Objectives: This study aimed to identify the factors associated with sustained prehospital return of spontaneous circulation (sustained PROSC) after OHCA.
Methods: This is a retrospective prognostic study conducted at Nakornping Hospital. Data were collected from the medical records of OHCA patients between January 1, 2020, and December 31, 2023. The inclusion criteria were patients aged 18 years or older who experienced out-of-hospital cardiac arrest, were transported by advanced medical response units, and were later admitted to the emergency department. The exclusion criteria included patients with a do-not-attempt-resuscitation (DNAR) order, individuals whose cardiac arrest resulted from trauma, those who received emergency medical care via air transport (sky doctor), patients showing post-mortem changes from the outset, and individuals treated in the emergency departments of other hospitals. Factors associated with sustained PROSC following OHCA were analyzed using logistic regression. Data analysis was performed using descriptive and logistic regression analysis.

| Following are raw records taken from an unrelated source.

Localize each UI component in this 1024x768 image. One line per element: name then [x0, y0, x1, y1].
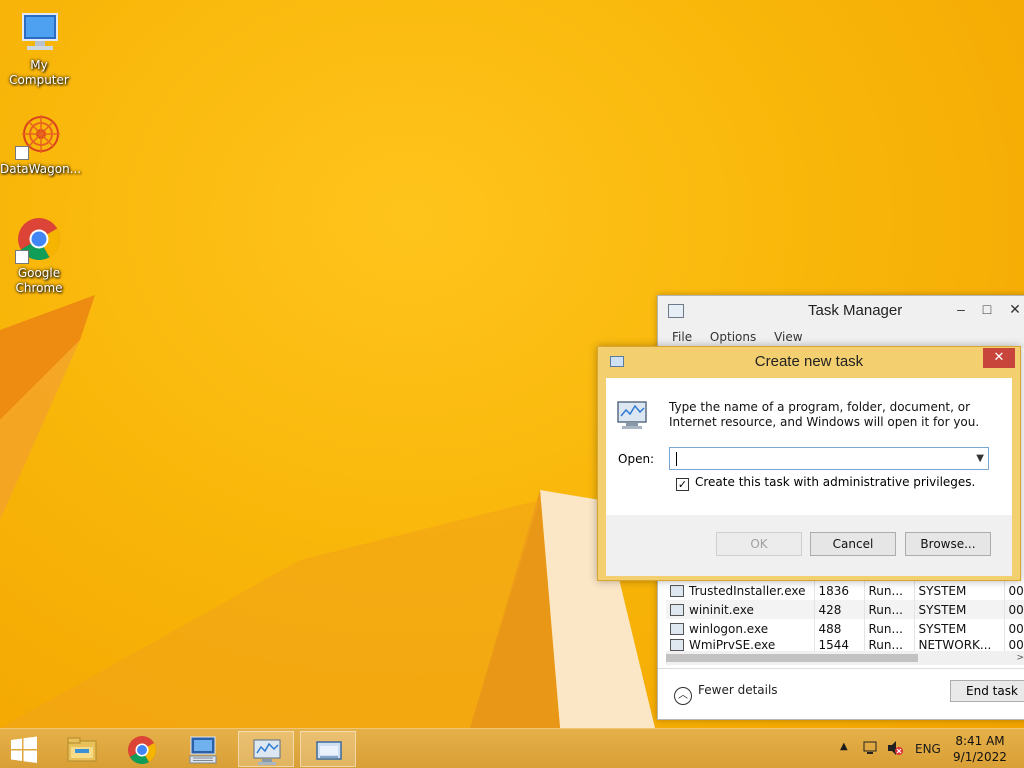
process-name: WmiPrvSE.exe — [689, 638, 776, 652]
process-cpu: 00 — [1004, 600, 1024, 619]
process-name: TrustedInstaller.exe — [689, 583, 806, 598]
shortcut-arrow-icon — [15, 250, 29, 264]
process-icon — [670, 584, 684, 597]
chrome-icon — [15, 216, 63, 264]
desktop-icon-label: Google Chrome — [15, 266, 63, 295]
task-manager-icon — [668, 304, 684, 318]
process-pid: 1836 — [814, 581, 865, 600]
process-table: TrustedInstaller.exe 1836 Run... SYSTEM … — [666, 581, 1024, 652]
process-name: wininit.exe — [689, 602, 754, 617]
file-explorer-icon — [67, 737, 97, 762]
menu-options[interactable]: Options — [710, 330, 756, 344]
datawagon-icon — [15, 112, 63, 160]
browse-button[interactable]: Browse... — [905, 532, 991, 556]
process-name: winlogon.exe — [689, 621, 769, 636]
rdp-icon — [189, 736, 217, 764]
table-row[interactable]: winlogon.exe 488 Run... SYSTEM 00 — [666, 619, 1024, 638]
taskbar-remote-desktop[interactable] — [176, 731, 232, 767]
taskbar-chrome[interactable] — [114, 731, 170, 767]
text-caret — [676, 452, 677, 466]
desktop-icon-label: DataWagon... — [0, 162, 82, 176]
maximize-button[interactable]: □ — [974, 298, 1000, 320]
start-icon — [11, 736, 37, 763]
taskbar: ▲ ENG 8:41 AM 9/1/2022 — [0, 728, 1024, 768]
process-user: NETWORK... — [914, 638, 1005, 652]
checkbox-check-icon[interactable]: ✓ — [676, 478, 689, 491]
task-manager-titlebar[interactable]: Task Manager – □ ✕ — [658, 296, 1024, 326]
taskbar-task-manager[interactable] — [238, 731, 294, 767]
dialog-title: Create new task — [754, 353, 864, 370]
language-indicator[interactable]: ENG — [915, 742, 941, 768]
task-manager-footer: ︿ Fewer details End task — [658, 668, 1024, 718]
task-manager-icon — [253, 739, 281, 765]
task-manager-title: Task Manager — [808, 302, 903, 319]
show-hidden-icons-button[interactable]: ▲ — [840, 741, 848, 768]
horizontal-scrollbar[interactable]: > — [666, 651, 1024, 665]
process-user: SYSTEM — [914, 581, 1005, 600]
chevron-down-icon[interactable]: ▼ — [976, 448, 984, 469]
fewer-details-link[interactable]: ︿ Fewer details — [674, 683, 778, 705]
admin-checkbox-label: Create this task with administrative pri… — [695, 475, 976, 489]
fewer-details-label: Fewer details — [698, 683, 778, 697]
process-user: SYSTEM — [914, 600, 1005, 619]
process-cpu: 00 — [1004, 638, 1024, 652]
process-status: Run... — [864, 638, 915, 652]
task-manager-icon — [616, 398, 650, 432]
menu-view[interactable]: View — [774, 330, 802, 344]
dialog-close-button[interactable]: ✕ — [983, 348, 1015, 368]
process-cpu: 00 — [1004, 581, 1024, 600]
clock[interactable]: 8:41 AM 9/1/2022 — [950, 733, 1010, 765]
process-icon — [670, 639, 684, 651]
dialog-body: Type the name of a program, folder, docu… — [606, 378, 1012, 515]
chevron-up-icon: ︿ — [674, 687, 692, 705]
process-user: SYSTEM — [914, 619, 1005, 638]
dialog-description: Type the name of a program, folder, docu… — [669, 400, 980, 429]
process-pid: 428 — [814, 600, 865, 619]
process-status: Run... — [864, 581, 915, 600]
scrollbar-thumb[interactable] — [666, 654, 918, 662]
table-row[interactable]: TrustedInstaller.exe 1836 Run... SYSTEM … — [666, 581, 1024, 600]
process-cpu: 00 — [1004, 619, 1024, 638]
create-new-task-dialog: Create new task ✕ Type the name of a pro… — [597, 346, 1021, 581]
desktop-icon-datawagon[interactable]: DataWagon... — [0, 112, 82, 177]
process-icon — [670, 603, 684, 616]
scroll-right-arrow-icon[interactable]: > — [1016, 651, 1024, 665]
run-dialog-icon — [316, 741, 342, 760]
process-pid: 488 — [814, 619, 865, 638]
ok-button[interactable]: OK — [716, 532, 802, 556]
task-manager-menubar: File Options View — [658, 326, 1024, 348]
network-icon[interactable] — [862, 740, 878, 768]
clock-time: 8:41 AM — [955, 734, 1005, 748]
admin-privileges-checkbox[interactable]: ✓ Create this task with administrative pr… — [676, 475, 975, 491]
process-status: Run... — [864, 619, 915, 638]
clock-date: 9/1/2022 — [953, 750, 1007, 764]
dialog-button-bar: OK Cancel Browse... — [606, 515, 1012, 576]
start-button[interactable] — [0, 731, 48, 767]
taskbar-create-new-task[interactable] — [300, 731, 356, 767]
open-label: Open: — [618, 452, 655, 466]
volume-muted-icon[interactable] — [886, 740, 904, 768]
process-status: Run... — [864, 600, 915, 619]
desktop-icon-my-computer[interactable]: My Computer — [0, 8, 78, 88]
shortcut-arrow-icon — [15, 146, 29, 160]
minimize-button[interactable]: – — [948, 298, 974, 320]
open-combobox[interactable]: ▼ — [669, 447, 989, 470]
process-icon — [670, 622, 684, 635]
end-task-button[interactable]: End task — [950, 680, 1024, 702]
table-row[interactable]: wininit.exe 428 Run... SYSTEM 00 — [666, 600, 1024, 619]
cancel-button[interactable]: Cancel — [810, 532, 896, 556]
computer-icon — [15, 8, 63, 56]
process-pid: 1544 — [814, 638, 865, 652]
taskbar-file-explorer[interactable] — [54, 731, 110, 767]
table-row[interactable]: WmiPrvSE.exe 1544 Run... NETWORK... 00 — [666, 638, 1024, 652]
chrome-icon — [128, 736, 156, 764]
close-button[interactable]: ✕ — [1002, 298, 1024, 320]
desktop-icon-label: My Computer — [9, 58, 69, 87]
menu-file[interactable]: File — [672, 330, 692, 344]
desktop-icon-google-chrome[interactable]: Google Chrome — [0, 216, 78, 296]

Results: A total of 266 patients were included in the study. The participants had an average age of 64.1 ± 16.9 years. There were 104 patients (39.1%) who had sustained PROSC. Mean response time was 13.3 ± 6.1 minutes. In multivariable analysis age over 60 years (Adjusted Odd Ratio 1.94; 95%CI: 1.05-3.56, p=0.033) and bedridden patients (Adjusted OR: 11.91; 95%CI: 2.58-54.97, p=0.002) were factors associate sustain PROSC.
Conclusion: Age over 60 years and bedridden were significantly associated with sustained PROSC after OHCA. Therefore, the emergency medical system should be adapted and developed effective protocol to handle patients experiencing OHCA and gain the success rates of resuscitation in our hospital.